Without being sexually violence informed, even strength-based frameworks can stabilise the status quo instead of transforming it.

  1. Sexual-violence-informed practice integrates both protective and risk-factor understanding.

True prevention involves understanding the interplay between protective and risk factors, not treating them as separate or oppositional.
For example:

Building empathy (protective) must be paired with addressing harmful gender norms (risk).
Fostering community cohesion (protective) must include mechanisms for safe disclosure (risk mitigation).
Promoting whānau strengths (protective) must be balanced with awareness of how family systems can also conceal harm.

The literature describes this as “comprehensive prevention”, interventions that target multiple factors, levels, and contexts at once (CDC, 2021).
Protective-factor approaches succeed only when they explicitly acknowledge, and are shaped around, the risks they seek to displace.

  1. Lived experience knowledge confirms that “not naming harm” causes secondary harm.
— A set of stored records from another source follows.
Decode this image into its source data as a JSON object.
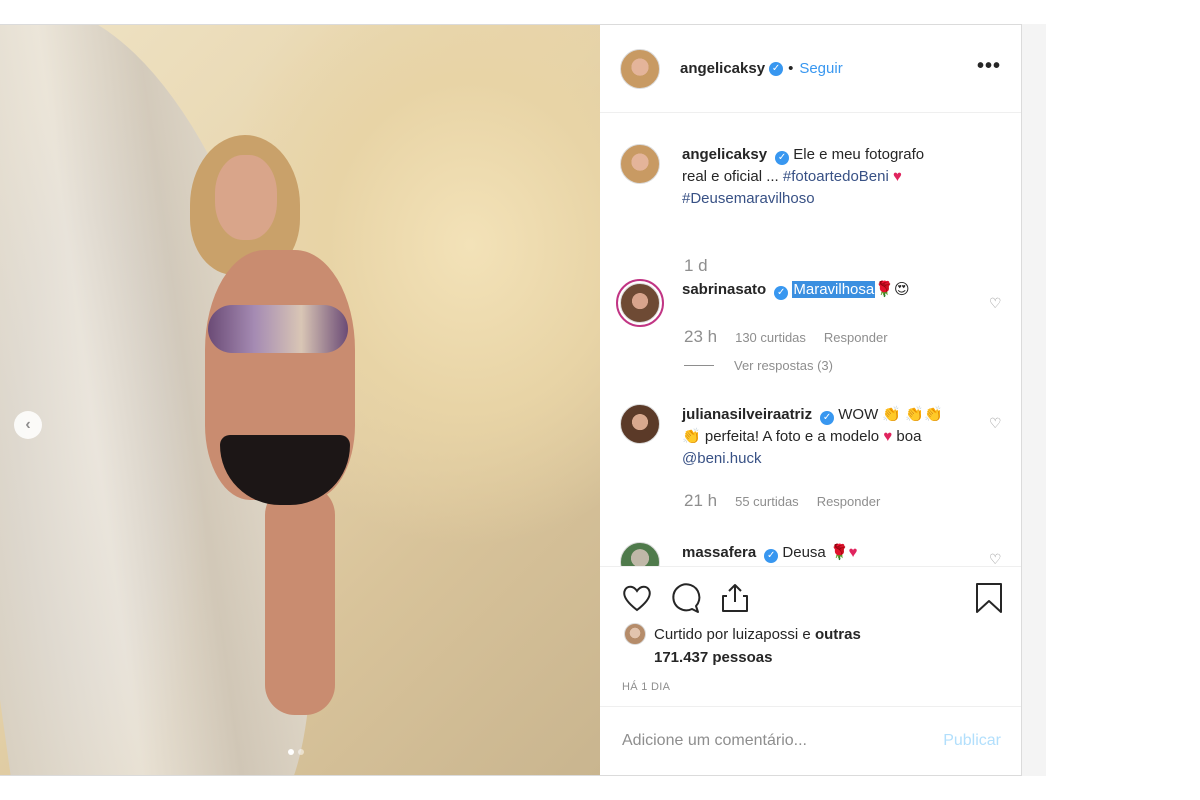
{
  "post": {
    "author": "angelicaksy",
    "follow_label": "Seguir",
    "more": "•••",
    "separator": "•"
  },
  "photo": {
    "carousel_prev": "‹"
  },
  "caption": {
    "username": "angelicaksy",
    "text_1": "Ele e meu fotografo real e oficial ... ",
    "hashtag_1": "#fotoartedoBeni",
    "heart": "♥",
    "hashtag_2": "#Deusemaravilhoso",
    "time": "1 d"
  },
  "comments": [
    {
      "username": "sabrinasato",
      "text": "Maravilhosa",
      "emoji_1": "🌹",
      "emoji_2": "😍",
      "time": "23 h",
      "likes": "130 curtidas",
      "reply_label": "Responder",
      "view_replies": "Ver respostas (3)"
    },
    {
      "username": "julianasilveiraatriz",
      "text_1": " WOW ",
      "claps": "👏",
      "claps_2": "👏👏👏",
      "text_2": " perfeita! A foto e a modelo ",
      "heart": "♥",
      "text_3": " boa ",
      "mention": "@beni.huck",
      "time": "21 h",
      "likes": "55 curtidas",
      "reply_label": "Responder"
    },
    {
      "username": "massafera",
      "text": " Deusa ",
      "emoji_1": "🌹",
      "heart": "♥"
    }
  ],
  "likes": {
    "prefix": "Curtido por ",
    "user": "luizapossi",
    "middle": " e",
    "others": "outras 171.437 pessoas"
  },
  "when": "HÁ 1 DIA",
  "add_comment": {
    "placeholder": "Adicione um comentário...",
    "publish": "Publicar"
  }
}
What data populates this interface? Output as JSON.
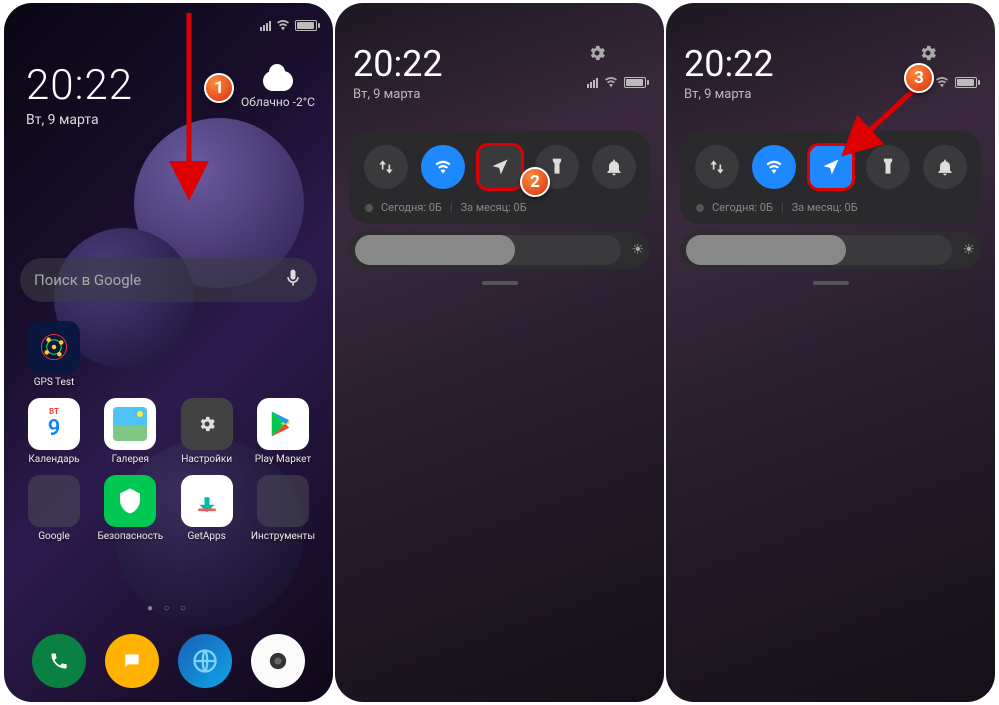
{
  "status": {
    "time": "20:22",
    "date": "Вт, 9 марта"
  },
  "weather": {
    "label": "Облачно",
    "temp": "-2°C"
  },
  "search": {
    "placeholder": "Поиск в Google"
  },
  "apps": {
    "row0": [
      {
        "label": "GPS Test"
      }
    ],
    "row1": [
      {
        "label": "Календарь",
        "day": "9"
      },
      {
        "label": "Галерея"
      },
      {
        "label": "Настройки"
      },
      {
        "label": "Play Маркет"
      }
    ],
    "row2": [
      {
        "label": "Google"
      },
      {
        "label": "Безопасность"
      },
      {
        "label": "GetApps"
      },
      {
        "label": "Инструменты"
      }
    ]
  },
  "qs": {
    "usage_today_label": "Сегодня: 0Б",
    "usage_month_label": "За месяц: 0Б"
  },
  "markers": {
    "m1": "1",
    "m2": "2",
    "m3": "3"
  }
}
Survivors repeatedly report that the way communities respond to sexual violence can compound trauma through disbelief, avoidance, or minimisation.
A prevention approach that refuses to name harm replicates these experiences systemically.
For lived-experience communities, “being seen, believed, and discussed” are essential conditions of safety, not optional add-ons.

Your original notes reflect this truth:

Harm is multiplied by society’s response.
When we are not equipped to discuss harm, it remains hidden.
Well-meaning efforts can increase conditions for harm.

These points echo survivor-led movements worldwide. Without honest, informed dialogue about sexual violence, we perpetuate secondary violence through silence.

  1. A mixed model is needed: Protective-factor frameworks + Sexual-violence-informed practice.

The strength-based approach provides valuable language and momentum for community-led change. It mobilises hope, agency, and belonging.
But to sustain that momentum safely, the approach must be anchored in the relational realities of sexual harm.

This means:

Explicitly embedding sexual-violence-informed principles (consent, power, gender, disclosure, safety planning) within all protective-factor work.
Ensuring that every “strength-building” initiative has considered how harm shows up in that same relational space.
Using lived-experience partnerships to test whether initiatives genuinely reduce risk or simply re-narrate it.

  1. Reframing the debate: not “protective vs risk,” but “informed vs uninformed.”

The issue is not that focusing on strengths is wrong. It is that doing so without sexual-violence literacy is incomplete and unsafe.
When prevention practice avoids the topic of sexual violence, it ceases to be prevention. It becomes wellbeing promotion without harm reduction.

Keeping sexual violence in the conversation does not mean centring trauma. It means ensuring our work is honest, safe, and effective.

  1. Suggested framing statement for your initiative or submission:

“While strength-based and protective-factor frameworks are vital to building community wellbeing, sexual violence prevention cannot rely on them alone. Because sexual violence is relational, systemic, and often hidden within everyday dynamics, it demands explicit, informed practice. Without naming and understanding harm, we risk reinforcing the very conditions we seek to change.”